On pourrait conseiller un peu les mêmes choses à un artiste qui se lance non ?

Effectivement, parce qu’en plus d’être structurés artistiquement, on demande aux artistes de travailler leur communication pour dégager l’image qu’ils veulent transmettre, d’être présents sur les réseaux sociaux, de pas trop faire la tronche pour les photos de presse, de se montrer… J’ai le sentiment qu’on est une grande famille, qu’on porte les mêmes projets. Ce n’est pas l’artiste d’un côté et le label de l’autre.

Est-ce que tu as un « pire souvenir » avec Talitres ?

C’est compliqué de répondre… Je pense au groupe The Walkmen qui est parti de Talitres pour un gros label mais pour qui rien ne s’est passé ensuite pour le coup. C’est rageant de voir que tout le travail fait sur un groupe est un terreau qui n’est pas utilisé ensuite, parce qu’il n’y a pas de suivi derrière.

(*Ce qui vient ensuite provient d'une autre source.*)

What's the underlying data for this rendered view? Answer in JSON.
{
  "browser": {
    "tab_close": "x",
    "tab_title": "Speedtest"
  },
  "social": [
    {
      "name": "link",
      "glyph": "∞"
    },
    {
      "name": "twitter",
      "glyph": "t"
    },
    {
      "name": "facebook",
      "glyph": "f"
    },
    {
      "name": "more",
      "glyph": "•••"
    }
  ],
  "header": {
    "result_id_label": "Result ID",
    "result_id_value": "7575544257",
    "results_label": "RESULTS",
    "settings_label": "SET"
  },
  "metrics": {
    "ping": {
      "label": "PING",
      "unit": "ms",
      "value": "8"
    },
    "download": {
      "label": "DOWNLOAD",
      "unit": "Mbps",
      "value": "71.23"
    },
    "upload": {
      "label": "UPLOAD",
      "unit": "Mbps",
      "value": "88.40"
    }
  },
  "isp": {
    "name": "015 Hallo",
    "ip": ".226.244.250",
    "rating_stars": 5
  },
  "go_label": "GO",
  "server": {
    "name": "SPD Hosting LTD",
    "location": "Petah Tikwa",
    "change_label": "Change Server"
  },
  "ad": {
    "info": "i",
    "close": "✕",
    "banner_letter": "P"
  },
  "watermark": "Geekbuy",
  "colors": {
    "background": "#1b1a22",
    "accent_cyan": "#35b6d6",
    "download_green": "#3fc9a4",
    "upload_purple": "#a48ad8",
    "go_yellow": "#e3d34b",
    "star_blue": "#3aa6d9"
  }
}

Et pour finir, un meilleur souvenir ?

Je réponds toujours que mes meilleurs souvenirs sont mes souvenirs à venir. Je pense aux prochains groupes qui rejoindront le catalogue et aux prochaines sorties. J’ai par exemple sur mon disque dur quelques démos que je trouve assez fabuleuses du prochain disque de Flotation Toy Warning. C’est un album qui est attendu et ça fait partie des groupes emblématiques du label car la sortie de leur premier disque nous a permis de franchir des paliers en termes de reconnaissance du milieu, ventes, retombées médiatiques… Dans les meilleurs souvenirs, il y a aussi les rencontres avec des journalistes. Si je devais me retourner sur mes 15 ans de Talitres, je devrais distribuer pas mal de couronnes de lauriers à des gens qui ont porté le projet, comme Bernard Lenoir. Ce qui épatant, c’est que les journalistes qui nous ont soutenu étaient des journalistes qui n’avaient plus rien à prouver à personne. Je leur dois beaucoup. C’est pour ça que, pour les 15 ans du label, j’aimerai demander à certains journalistes d’être en quelque sorte les parrains de cet anniversaire. J’aimerai leur faire comprendre que, si le label est encore là, c’est aussi grâce à eux.